I became interested in doing social-services work, so I began to volunteer at a short-term shelter for the homeless, where I read aloud to children. I then left my secretarial job to take a full-time position as a counselor at the Sasha Bruce House, a shelter for runaway and homeless teenagers. I supervised and counseled children at the shelter, ran after-school and weekend activities for children who had left the shelter, and provided in-home counseling to children and their families.

The work was challenging and fulfilling, but as a young liberal-arts major with no professional training in social work to speak of, I was in over my head. Also, my student loans made it difficult to get by on the salary. I returned to the world of office work, this time doing public-policy work at a small consulting firm called Health Systems Research (since acquired by the Altarum Institute).

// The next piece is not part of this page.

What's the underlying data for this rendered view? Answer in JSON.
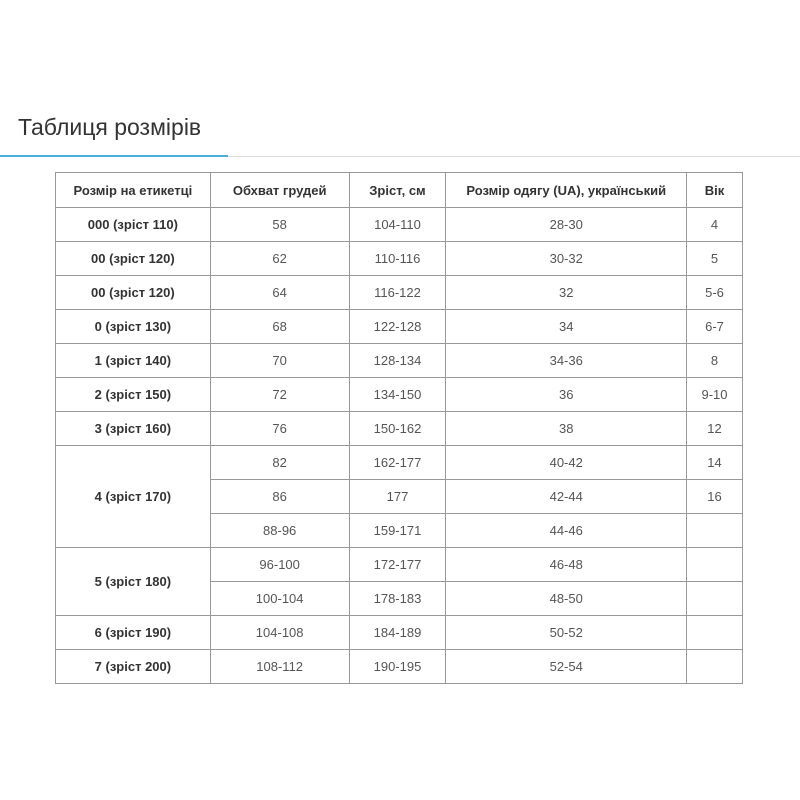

I spent three years, from 1991 to 1994, as a policy analyst at Health Systems Research. I did data analysis, research, and writing on projects related to health-care reform in various states around the country. After three years, I had advanced as far as I could with only a bachelor’s degree, and I was still uncertain about my ultimate career path. I returned to Minnesota in 1994 to figure out my next move. I worked at various jobs, including temp jobs and a part-time job as an instructor at Stanley Kaplan, until deciding to start CyberX in 1995.

During college: 1985 to 1989

In college, I worked part-time during the year and more than full-time during the summers. The summer before college, I worked as a busboy at Brenda Langton’s first restaurant, then as a line cook at a long-gone Mexican restaurant. The summer after my first year, I worked in a warehouse collecting and baling cardboard, then did clerical work at an insurance company. The summer after my second year, I had three jobs: clerical work at the college career center during the day, telephone fundraising most evenings, and cleaning a dentist’s office on weekends. The next summer I cut back to two jobs: clerical work at a local hospital during the day, and telephone fundraising in the evening.

During the school years, worked from 12 to 20 hours a week. As a freshman and sophomore, I washed dishes. As a junior and senior, I did telephone fundraising. In short, although my parents paid what they could toward my education, I shouldered as much of the cost as I could through student loans and work.

I will bring my strong work ethic with me to the job of Hennepin County District Judge.